(Ottawa) Les Canadiens ont moins d’argent à dépenser même s’ils s’endettent davantage, a rapporté mercredi Statistique Canada, alors que les taux d’intérêt se trouvent à leur niveau le plus élevé en quelques décennies.

Sur une base désaisonnalisée, la dette des ménages sur le marché du crédit, exprimée en proportion du revenu disponible des ménages, est passée à 184,5 % au premier trimestre, alors qu’elle était de 181,7 % au quatrième trimestre 2022, a précisé l’agence fédérale.

Autrement dit, il y avait 1,85 $ de dette sur le marché du crédit pour chaque dollar de revenu disponible des ménages au premier trimestre.

« Les frais de service de la dette devraient continuer d’augmenter rapidement au cours de l’année et culminer au second semestre de 2024, car les taux d’intérêt devraient maintenant augmenter et rester élevés plus longtemps », a affirmé l’économiste Maria Solovieva, de la Banque TD, dans une note.

« Cela créera des vents contraires supplémentaires pour les ménages très sensibles aux taux d’intérêt (comme les titulaires d’hypothèques à taux variable) et pourrait entraîner des taux de délinquance plus élevés à l’avenir », a-t-elle prévenu.

Le ratio du service de la dette des ménages, mesuré comme le total des paiements obligatoires du principal et des intérêts sur la dette du marché du crédit en proportion du revenu disponible des ménages, était de 14,9 % au premier trimestre 2023, contre 14,4 % au quatrième trimestre 2022.

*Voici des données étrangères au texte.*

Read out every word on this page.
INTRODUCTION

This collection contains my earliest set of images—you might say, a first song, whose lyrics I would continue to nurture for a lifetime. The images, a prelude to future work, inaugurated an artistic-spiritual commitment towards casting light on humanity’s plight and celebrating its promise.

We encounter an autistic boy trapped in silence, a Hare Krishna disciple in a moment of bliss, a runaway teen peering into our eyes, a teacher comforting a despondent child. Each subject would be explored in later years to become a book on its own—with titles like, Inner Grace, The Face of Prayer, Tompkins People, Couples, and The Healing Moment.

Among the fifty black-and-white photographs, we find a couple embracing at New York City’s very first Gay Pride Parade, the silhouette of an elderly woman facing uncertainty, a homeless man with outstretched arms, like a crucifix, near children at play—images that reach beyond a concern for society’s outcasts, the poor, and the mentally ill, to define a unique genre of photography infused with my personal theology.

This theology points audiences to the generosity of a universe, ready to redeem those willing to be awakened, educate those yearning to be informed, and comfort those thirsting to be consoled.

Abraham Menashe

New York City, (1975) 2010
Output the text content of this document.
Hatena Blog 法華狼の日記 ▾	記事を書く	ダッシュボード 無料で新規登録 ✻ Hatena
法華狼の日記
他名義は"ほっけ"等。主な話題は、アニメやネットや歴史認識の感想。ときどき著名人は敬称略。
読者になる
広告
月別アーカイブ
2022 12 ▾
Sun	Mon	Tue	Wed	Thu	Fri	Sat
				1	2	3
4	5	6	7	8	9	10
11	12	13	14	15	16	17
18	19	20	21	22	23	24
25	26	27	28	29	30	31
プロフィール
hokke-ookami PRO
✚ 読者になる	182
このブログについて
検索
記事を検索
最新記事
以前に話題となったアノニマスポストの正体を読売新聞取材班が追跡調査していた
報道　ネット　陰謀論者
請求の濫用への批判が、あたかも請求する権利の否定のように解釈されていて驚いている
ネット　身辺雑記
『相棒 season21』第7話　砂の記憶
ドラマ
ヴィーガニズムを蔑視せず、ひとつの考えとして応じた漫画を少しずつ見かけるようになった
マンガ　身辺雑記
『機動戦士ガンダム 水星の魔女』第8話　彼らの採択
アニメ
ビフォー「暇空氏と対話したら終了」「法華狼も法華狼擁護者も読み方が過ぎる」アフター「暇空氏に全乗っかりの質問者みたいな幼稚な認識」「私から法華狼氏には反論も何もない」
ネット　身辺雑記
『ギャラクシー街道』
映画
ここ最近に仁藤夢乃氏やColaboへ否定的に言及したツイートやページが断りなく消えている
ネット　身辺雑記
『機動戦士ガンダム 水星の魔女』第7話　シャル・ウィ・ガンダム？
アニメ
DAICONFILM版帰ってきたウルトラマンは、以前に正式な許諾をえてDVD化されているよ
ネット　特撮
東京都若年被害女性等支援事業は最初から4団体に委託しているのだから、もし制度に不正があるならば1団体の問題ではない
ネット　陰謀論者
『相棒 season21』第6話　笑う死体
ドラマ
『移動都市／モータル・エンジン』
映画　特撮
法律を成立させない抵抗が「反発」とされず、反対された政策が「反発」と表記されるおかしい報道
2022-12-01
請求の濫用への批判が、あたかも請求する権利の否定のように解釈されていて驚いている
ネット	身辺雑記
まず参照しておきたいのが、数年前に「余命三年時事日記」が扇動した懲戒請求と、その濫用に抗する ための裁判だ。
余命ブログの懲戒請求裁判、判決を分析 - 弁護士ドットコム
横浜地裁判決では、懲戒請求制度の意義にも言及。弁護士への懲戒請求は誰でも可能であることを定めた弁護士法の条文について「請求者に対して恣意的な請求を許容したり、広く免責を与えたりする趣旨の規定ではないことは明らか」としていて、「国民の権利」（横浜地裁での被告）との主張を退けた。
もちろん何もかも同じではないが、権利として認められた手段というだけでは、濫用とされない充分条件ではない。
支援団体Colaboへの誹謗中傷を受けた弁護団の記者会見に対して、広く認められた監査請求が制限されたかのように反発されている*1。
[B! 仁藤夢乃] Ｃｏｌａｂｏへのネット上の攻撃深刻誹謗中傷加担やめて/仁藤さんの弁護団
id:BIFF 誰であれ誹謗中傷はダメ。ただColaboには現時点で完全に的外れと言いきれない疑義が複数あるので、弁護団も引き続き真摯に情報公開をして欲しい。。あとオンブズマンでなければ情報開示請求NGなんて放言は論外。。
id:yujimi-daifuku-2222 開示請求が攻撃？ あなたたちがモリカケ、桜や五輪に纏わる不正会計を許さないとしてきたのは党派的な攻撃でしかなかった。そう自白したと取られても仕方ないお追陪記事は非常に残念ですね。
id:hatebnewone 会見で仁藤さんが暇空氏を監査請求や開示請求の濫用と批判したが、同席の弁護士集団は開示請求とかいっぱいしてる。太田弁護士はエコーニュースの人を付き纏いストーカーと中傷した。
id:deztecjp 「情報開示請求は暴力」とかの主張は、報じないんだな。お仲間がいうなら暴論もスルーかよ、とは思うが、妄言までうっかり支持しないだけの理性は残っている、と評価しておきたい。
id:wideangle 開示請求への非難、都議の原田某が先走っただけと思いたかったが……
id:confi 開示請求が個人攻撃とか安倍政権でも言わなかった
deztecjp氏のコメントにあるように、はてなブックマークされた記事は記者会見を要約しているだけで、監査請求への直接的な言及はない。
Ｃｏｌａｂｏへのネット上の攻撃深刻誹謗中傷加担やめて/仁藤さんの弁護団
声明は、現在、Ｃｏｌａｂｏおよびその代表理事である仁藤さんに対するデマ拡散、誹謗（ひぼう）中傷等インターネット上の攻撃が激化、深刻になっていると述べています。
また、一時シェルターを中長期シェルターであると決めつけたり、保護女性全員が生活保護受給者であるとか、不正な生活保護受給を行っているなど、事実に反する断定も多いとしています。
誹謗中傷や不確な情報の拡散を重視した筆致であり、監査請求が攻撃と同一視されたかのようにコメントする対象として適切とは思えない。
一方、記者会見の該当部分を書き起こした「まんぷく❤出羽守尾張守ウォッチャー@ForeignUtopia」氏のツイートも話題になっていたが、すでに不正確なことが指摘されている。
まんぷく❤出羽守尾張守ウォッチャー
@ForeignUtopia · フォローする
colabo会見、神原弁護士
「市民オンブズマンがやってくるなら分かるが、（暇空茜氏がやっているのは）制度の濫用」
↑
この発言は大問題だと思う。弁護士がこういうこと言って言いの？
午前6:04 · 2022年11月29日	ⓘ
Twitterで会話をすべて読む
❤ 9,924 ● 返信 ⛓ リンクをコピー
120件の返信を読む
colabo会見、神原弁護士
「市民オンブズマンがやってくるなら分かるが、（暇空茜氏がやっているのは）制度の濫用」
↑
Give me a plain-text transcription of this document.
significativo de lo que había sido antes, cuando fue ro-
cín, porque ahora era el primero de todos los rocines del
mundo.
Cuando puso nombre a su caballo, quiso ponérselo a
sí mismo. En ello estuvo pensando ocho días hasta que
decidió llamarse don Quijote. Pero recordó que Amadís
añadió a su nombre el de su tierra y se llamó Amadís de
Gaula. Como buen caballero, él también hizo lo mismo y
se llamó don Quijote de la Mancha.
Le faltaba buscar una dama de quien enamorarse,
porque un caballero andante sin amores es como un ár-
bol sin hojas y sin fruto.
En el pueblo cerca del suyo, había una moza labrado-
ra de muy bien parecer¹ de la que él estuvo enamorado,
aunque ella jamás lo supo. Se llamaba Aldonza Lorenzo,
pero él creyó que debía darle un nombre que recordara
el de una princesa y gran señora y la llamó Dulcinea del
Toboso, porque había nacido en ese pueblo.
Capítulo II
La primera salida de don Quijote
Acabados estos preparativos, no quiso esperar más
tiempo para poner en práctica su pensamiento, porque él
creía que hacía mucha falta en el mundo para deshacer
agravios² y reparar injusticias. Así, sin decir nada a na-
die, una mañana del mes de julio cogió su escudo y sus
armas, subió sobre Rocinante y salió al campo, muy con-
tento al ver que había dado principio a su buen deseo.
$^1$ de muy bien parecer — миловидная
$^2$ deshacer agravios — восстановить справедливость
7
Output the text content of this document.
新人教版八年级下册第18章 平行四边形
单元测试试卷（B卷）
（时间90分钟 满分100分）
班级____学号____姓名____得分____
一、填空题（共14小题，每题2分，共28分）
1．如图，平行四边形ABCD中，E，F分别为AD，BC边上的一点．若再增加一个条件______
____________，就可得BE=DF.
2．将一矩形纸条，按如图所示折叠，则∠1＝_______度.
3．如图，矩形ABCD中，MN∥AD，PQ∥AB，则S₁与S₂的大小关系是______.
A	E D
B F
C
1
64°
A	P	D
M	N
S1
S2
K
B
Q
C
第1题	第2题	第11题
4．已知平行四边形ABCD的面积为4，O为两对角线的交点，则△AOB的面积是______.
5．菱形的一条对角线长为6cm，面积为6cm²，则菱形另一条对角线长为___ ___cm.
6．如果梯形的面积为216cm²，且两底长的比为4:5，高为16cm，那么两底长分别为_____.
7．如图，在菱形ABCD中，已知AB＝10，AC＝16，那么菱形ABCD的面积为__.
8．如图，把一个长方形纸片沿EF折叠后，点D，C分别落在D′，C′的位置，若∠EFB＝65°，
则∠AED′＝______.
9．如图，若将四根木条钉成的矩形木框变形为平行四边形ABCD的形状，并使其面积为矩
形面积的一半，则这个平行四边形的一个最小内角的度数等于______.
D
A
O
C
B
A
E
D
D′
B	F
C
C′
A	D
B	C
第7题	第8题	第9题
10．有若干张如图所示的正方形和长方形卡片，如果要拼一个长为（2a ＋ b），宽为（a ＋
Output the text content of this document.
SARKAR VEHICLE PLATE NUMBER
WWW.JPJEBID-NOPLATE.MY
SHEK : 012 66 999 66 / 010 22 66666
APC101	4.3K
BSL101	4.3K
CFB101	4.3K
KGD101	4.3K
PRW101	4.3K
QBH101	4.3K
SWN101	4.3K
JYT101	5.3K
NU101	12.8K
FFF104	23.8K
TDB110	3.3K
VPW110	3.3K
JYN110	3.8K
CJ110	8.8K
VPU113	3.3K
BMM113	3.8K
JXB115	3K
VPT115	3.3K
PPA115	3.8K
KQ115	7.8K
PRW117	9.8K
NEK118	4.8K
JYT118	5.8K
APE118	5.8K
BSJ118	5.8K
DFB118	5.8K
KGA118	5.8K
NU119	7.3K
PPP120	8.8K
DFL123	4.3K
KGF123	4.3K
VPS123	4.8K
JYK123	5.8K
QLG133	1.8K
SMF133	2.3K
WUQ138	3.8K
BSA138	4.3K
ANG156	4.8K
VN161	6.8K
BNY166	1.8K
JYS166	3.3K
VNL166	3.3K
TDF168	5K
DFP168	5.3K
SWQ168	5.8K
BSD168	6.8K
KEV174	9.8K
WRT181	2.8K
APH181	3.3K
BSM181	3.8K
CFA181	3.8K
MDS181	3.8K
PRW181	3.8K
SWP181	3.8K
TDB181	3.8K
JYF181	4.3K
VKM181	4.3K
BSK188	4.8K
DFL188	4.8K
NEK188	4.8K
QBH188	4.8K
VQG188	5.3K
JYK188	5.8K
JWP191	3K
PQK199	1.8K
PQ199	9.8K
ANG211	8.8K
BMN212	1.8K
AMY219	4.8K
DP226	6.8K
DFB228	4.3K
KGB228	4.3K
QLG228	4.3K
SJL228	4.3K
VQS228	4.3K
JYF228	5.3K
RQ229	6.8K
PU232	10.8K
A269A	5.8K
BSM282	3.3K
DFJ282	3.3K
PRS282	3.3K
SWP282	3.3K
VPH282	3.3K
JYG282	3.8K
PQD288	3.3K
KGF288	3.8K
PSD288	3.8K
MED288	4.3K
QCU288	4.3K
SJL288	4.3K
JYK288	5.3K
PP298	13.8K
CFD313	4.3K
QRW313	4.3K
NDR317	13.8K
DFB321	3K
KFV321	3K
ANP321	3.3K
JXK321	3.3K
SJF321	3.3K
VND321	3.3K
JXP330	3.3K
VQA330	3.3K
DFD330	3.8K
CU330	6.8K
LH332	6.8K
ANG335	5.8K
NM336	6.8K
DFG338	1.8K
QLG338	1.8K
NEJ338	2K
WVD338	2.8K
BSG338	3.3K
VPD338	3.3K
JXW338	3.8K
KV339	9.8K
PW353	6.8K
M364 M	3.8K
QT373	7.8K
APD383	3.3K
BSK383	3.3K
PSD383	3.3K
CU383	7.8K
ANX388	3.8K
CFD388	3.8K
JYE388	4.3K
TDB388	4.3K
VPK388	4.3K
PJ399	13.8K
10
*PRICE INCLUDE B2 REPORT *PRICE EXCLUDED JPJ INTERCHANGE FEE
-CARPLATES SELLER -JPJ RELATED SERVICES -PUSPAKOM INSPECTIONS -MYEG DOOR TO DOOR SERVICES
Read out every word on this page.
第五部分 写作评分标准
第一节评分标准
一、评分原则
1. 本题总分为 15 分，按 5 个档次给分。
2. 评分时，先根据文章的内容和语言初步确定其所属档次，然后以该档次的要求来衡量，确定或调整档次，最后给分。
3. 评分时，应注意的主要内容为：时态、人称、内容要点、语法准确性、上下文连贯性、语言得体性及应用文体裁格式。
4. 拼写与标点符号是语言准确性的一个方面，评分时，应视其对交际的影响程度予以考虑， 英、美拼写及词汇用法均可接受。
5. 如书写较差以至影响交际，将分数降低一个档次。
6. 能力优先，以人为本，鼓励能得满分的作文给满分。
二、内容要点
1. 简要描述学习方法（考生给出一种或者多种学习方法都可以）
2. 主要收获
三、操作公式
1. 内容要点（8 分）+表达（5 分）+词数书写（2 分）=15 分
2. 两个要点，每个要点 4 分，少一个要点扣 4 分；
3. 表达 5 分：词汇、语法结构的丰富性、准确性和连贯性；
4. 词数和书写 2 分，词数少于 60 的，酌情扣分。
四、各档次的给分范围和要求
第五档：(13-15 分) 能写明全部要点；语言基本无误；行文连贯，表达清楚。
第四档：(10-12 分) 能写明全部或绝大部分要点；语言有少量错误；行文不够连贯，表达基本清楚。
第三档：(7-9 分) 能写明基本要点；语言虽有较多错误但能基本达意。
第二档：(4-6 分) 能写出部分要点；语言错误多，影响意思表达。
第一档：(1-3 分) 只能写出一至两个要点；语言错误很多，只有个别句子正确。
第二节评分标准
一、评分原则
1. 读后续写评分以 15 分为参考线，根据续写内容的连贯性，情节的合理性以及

Ce ratio devrait atteindre des niveaux record, potentiellement au deuxième trimestre, alors que l’impact à la traîne de la hausse des taux d’intérêt continue de se répercuter sur les coûts d’emprunt des ménages, a observé l’économiste en chef adjoint de la Banque Royale du Canada, Nathan Janzen, dans une note.

« La combinaison de la hausse de l’inflation et des paiements de la dette a déjà absorbé toute la croissance des revenus après impôt des ménages l’année dernière, et devrait le faire à nouveau en 2023 », a estimé M. Janzen.

L’augmentation du ratio du service de la dette est survenue alors que les ménages ont emprunté 16,5 milliards sur une base désaisonnalisée au premier trimestre, dont 11,2 milliards en dette hypothécaire.

L’encours de la dette combinée des Canadiens a atteint un nouveau record au premier trimestre de l’année, atteignant 2320 milliards, a signalé l’agence TransUnion il y a deux semaines. Les soldes moyens de la plupart des produits de crédit à la consommation ont augmenté de 11,4 %, tandis que les soldes hypothécaires moyens ont augmenté de 7,1 %.

Le total désaisonnalisé de la dette des ménages sur le marché du crédit, qui comprend le crédit à la consommation et les prêts hypothécaires et non hypothécaires, a augmenté de 0,6 % par rapport au quatrième trimestre de 2022 pour atteindre 2840 milliards au premier trimestre de 2023, dont 2110 milliards en dette hypothécaire.

« La Banque du Canada devra surveiller de près la performance du crédit des ménages, car la hausse des taux d’intérêt continue de peser sur les ménages canadiens cette année », a indiqué Mme Solovieva.

La Banque du Canada a interrompu son resserrement monétaire après sa hausse de janvier, mais a de nouveau relevé ses taux la semaine dernière, invoquant le risque que l’inflation se « coince » à un niveau trop élevé. Son taux de financement à un jour est maintenant de 4,75 %, bien loin de celui de 0,25 % de janvier 2022.

M. Janzen a souligné que la banque centrale continuait de s’attendre à un assouplissement du marché du travail et à de plus faibles données sur le produit intérieur brut (PIB) au cours du second semestre 2023.